Since my last blog post I have been working on multiple projects with multiple, wonderful clients.
Most significantly, I taught a training course on antennas over the course of two weeks. Eighty hours of training. If you've ever done training, that may sound exhausting. And you'd be right. But, boy, was it rewarding!
Getting opportunities to teach what I have been learning over the last sixteen years is, for me, a lot of fun. I have trained groups from the commercial, government and law-enforcement arenas. The topic of antennas is often intimidating for those that use them, but don't design them. It's seen as super-technical and borderline black-magic. Perhaps it's because RF and antennas seem to the uninitiated what Einstein called "spukhafte Fernwirkung" or "spooky action at a distance". You can't see it, but it works. As one antenna guy put it, "If RF was visible, we'd be out of business."
So, in order to train people how antennas work, you have to make the RF visible. And for two weeks, that's what we did.
We started with some physical demonstrations which explain how the dipole antenna works; and we make the claim that the dipole is the simplest resonant antenna you can construct. We spend some quality time watching water slosh back and forth in carefully constructed clear tubes. Then, once people have spent time developing a mental model for how the electrons slosh back and forth in a dipole (and have personally done the sloshing), they "get" resonance, radiation, and even impedance.
Next we get out a telescoping dipole antenna. The very same one we use as a standard in the AntennaSys lab. Add an RF network analyzer, a video projector and the strategic "laying on of the hands" and you have the next "ah-hah!" moment. The students start connecting their simplified physical analogy to the actual electrical system they are playing with. They can't see the electrons "sloshing", but now they believe it's happening based upon the real-time information the network analyzer is giving them. Now, they start believing they can maybe understand a little of this stuff.
Then we predict what would happen if we.....
shorten the antenna,
lengthen the antenna,
feed the antenna at a point offset from the center...
And then we back up their predictions and observations with computer simulations that introduce color-coded graphics which further confirm their observations.
Finally, we started actually building antennas. Everyone in the class made their own dipole. All materials came from the hardware store. Everyone communicated over radios between their hand-made dipoles.

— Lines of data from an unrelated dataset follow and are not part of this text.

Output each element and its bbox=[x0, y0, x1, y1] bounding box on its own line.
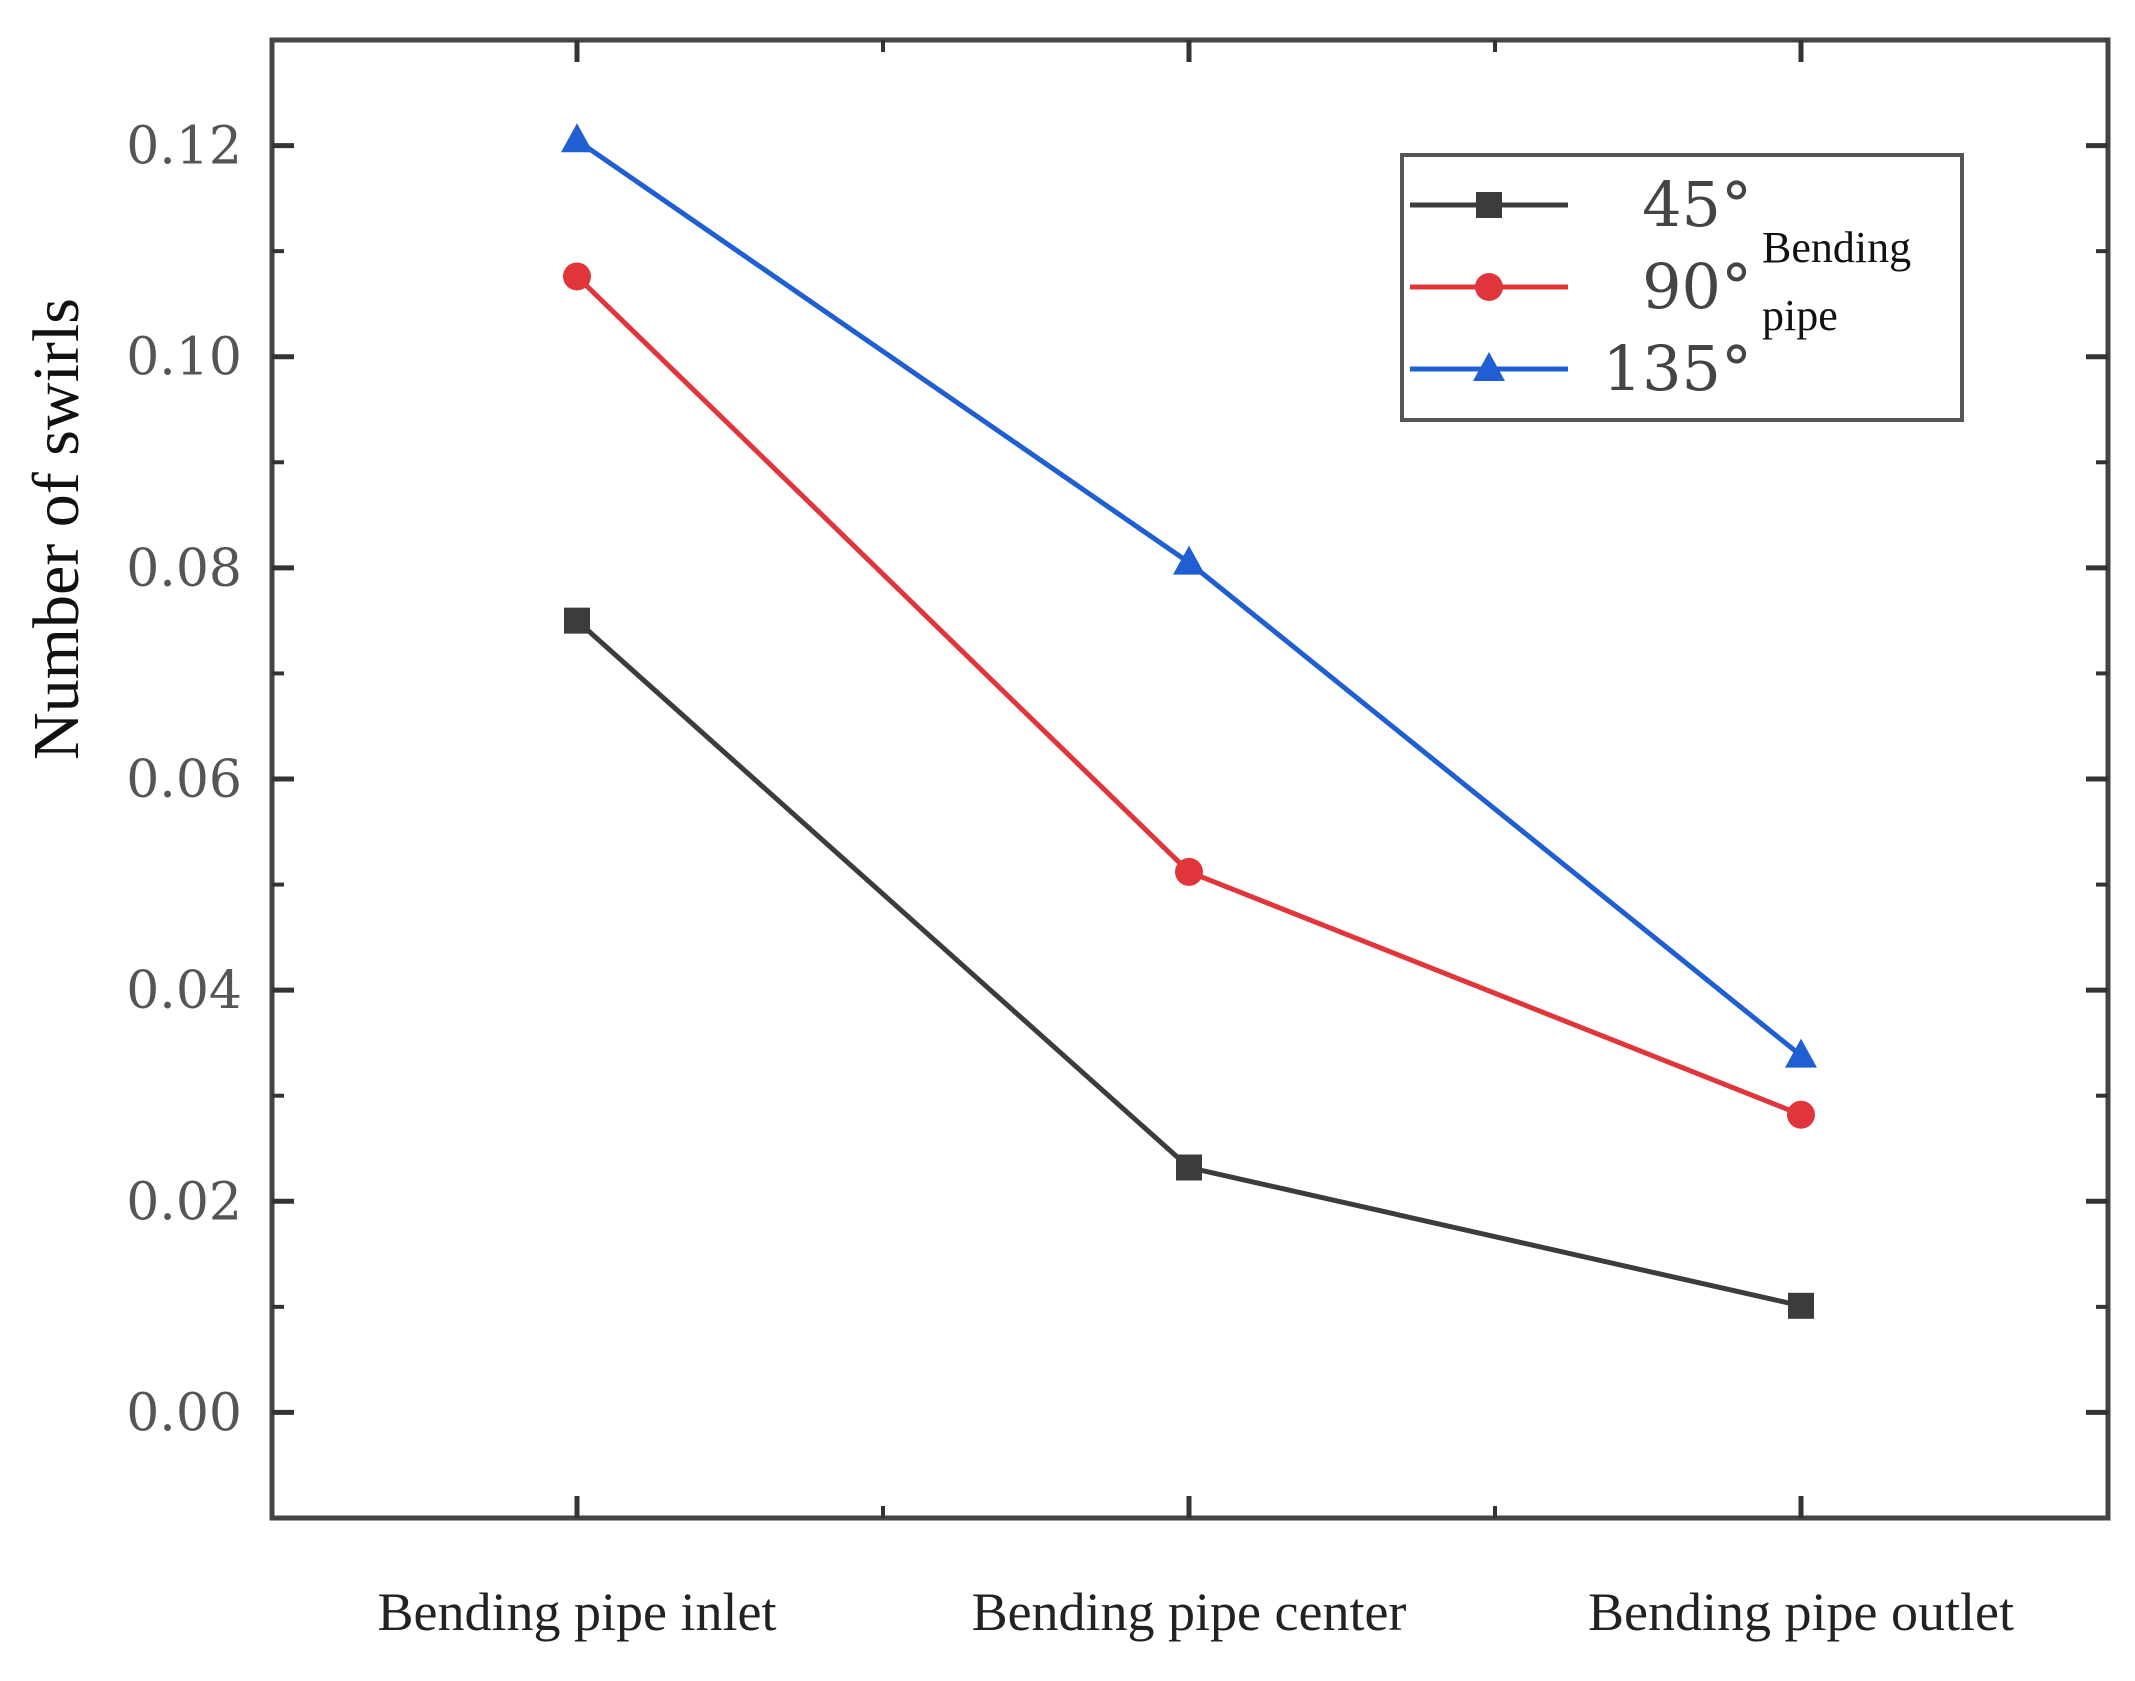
y-tick-label: 0.06 bbox=[126, 750, 242, 810]
y-tick-label: 0.10 bbox=[126, 328, 242, 388]
x-category-label: Bending pipe inlet bbox=[378, 1582, 777, 1642]
data-point-s2-0 bbox=[561, 123, 593, 153]
data-point-s2-2 bbox=[1785, 1038, 1817, 1068]
series-line-0 bbox=[575, 618, 1802, 1309]
legend: 45° 90° 135° Bending pipe bbox=[1400, 153, 1964, 422]
data-point-s0-0 bbox=[564, 607, 590, 634]
legend-label-2: 135° bbox=[1603, 332, 1752, 405]
legend-note-line1: Bending bbox=[1762, 223, 1911, 272]
legend-label-1: 90° bbox=[1642, 250, 1752, 323]
data-point-s0-2 bbox=[1788, 1292, 1814, 1319]
data-point-s1-2 bbox=[1787, 1100, 1815, 1129]
y-tick-label: 0.08 bbox=[126, 539, 242, 599]
data-point-s0-1 bbox=[1176, 1154, 1202, 1181]
y-tick-label: 0.02 bbox=[126, 1172, 242, 1232]
legend-marker-0 bbox=[1476, 192, 1502, 218]
x-category-label: Bending pipe outlet bbox=[1588, 1582, 2014, 1642]
series-layer bbox=[561, 123, 1817, 1319]
y-axis-title: Number of swirls bbox=[20, 298, 93, 760]
axes-layer: 0.00 0.02 0.04 0.06 0.08 0.10 0.12 Bending pipe… bbox=[126, 37, 2111, 1642]
legend-items: 45° 90° 135° bbox=[1410, 168, 1752, 405]
y-tick-label: 0.04 bbox=[126, 961, 242, 1021]
legend-marker-1 bbox=[1475, 273, 1503, 301]
legend-label-0: 45° bbox=[1642, 168, 1752, 241]
y-tick-label: 0.00 bbox=[126, 1383, 242, 1443]
x-category-label: Bending pipe center bbox=[972, 1582, 1407, 1642]
legend-marker-2 bbox=[1473, 352, 1505, 381]
y-tick-label: 0.12 bbox=[126, 117, 242, 177]
data-point-s1-0 bbox=[563, 262, 591, 291]
data-point-s1-1 bbox=[1175, 857, 1203, 886]
data-point-s2-1 bbox=[1173, 545, 1205, 575]
legend-note-line2: pipe bbox=[1762, 291, 1838, 340]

Suddenly..... magic happens. The antenna is no longer a wonderful mystery. Wonderful, yes. Mystery, no.
We introduce more complex antennas: helicals, Yagis, corner reflectors, parabolic reflectors and more. Add a healthy dose of decoupling, polarization, directivity, transmission lines, Smith Charts, link budgets, multipath and a slew of client-specific topics and the week goes by pretty fast.
When you take a person from the "antenna as mysterious object" phase to the "it's all about getting the slosh right", you've created a better antenna user, a better product engineer, a better systems engineer, a better communications professional.
And the spukhafte Fernwirkung ain't quite as spooky as it was.